KB: Stereotyping hurts everyone, but I think it holds girls back the most. We’re told that if we stand up for ourselves, succeed, or wear practical clothing, we’re not being ladylike enough and should feel ashamed of ourselves. According to commercials, if you get hit by a car and the hospital paramedics find out that you have hairy legs, nothing could be more humiliating. In fiction, girls are presented as vapid and shallow, except for Our Heroine. That’s why you have so many girls saying they’re not like other girls. It’s often hard for women to see each other as allies instead of competitors, even once they’re starting to grasp feminist ideals. I’ve been lucky enough to have a lot of amazing female role models, but I know for the majority of my peers, that absolutely hasn’t been the case. That’s why I write lots of different female characters- ugly women, elegant women, spunky women, women who are hurting on the inside, women who wear their pain as shields, women who fight wars, women who sing. Women who draw their greatest courage from other women. I think everyone should be exposed to the power of female strength.

F: Would you say that one of the goals of your writing is to encourage your readers to accept a broader spectrum of identity?

KB: I love my family, but they’re always suggesting that being more feminine will help my career. I should wear a dress to work, shave my armpits and legs and bikini line, get a mani-pedi. I don’t think things like that are important, but the reply I get has always been “You have to do these things because you’re a girl.” I know they mean well, but it still bugs me.
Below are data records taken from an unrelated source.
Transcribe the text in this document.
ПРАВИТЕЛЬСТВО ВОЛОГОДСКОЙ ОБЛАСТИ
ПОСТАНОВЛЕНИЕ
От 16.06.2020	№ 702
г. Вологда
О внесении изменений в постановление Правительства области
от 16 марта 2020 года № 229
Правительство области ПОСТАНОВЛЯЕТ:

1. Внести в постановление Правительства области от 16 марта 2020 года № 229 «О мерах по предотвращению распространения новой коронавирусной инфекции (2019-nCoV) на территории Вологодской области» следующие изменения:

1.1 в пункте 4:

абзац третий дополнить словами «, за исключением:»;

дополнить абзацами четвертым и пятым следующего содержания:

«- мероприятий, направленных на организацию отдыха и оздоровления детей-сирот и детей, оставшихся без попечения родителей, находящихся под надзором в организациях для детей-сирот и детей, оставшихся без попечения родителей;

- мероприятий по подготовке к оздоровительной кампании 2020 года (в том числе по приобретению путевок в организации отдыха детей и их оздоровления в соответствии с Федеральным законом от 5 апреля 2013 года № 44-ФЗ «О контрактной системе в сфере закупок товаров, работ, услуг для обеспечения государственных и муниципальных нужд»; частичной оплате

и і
At the same time, it often seems like like a lot of the queer circles I move in don’t really understand the concept of a butch identity. I’ve had people think my name is Kaiden, Taylor, and Kyle. I’ve had people take one glance at my pixie cut, flannel, and beat-up sneakers and ask me if I want a free binder or when I plan to start transitioning. I feel like I’m getting the message “You can’t be a girl and do these things.”

Something I’ve been trying to explore in my writing is that no matter a person’s gender or body, they should be able to present however they want. I hope my readers will pursue whatever empowers them and makes them feel free.

Kayla Bashe is currently a student at Sarah Lawrence College, where she studies theater, creative writing, and history. She’s a graduate of the Alpha Science Fiction, Fantasy, and Horror Workshop for Young Writers. Additionally, several of her plays have been produced by local theater companies. Her lesbian mystery novel Graveyard Sparrow is available from Torquere Press, and her story A Muse Afire was featured in the first issue of Vitality Magazine.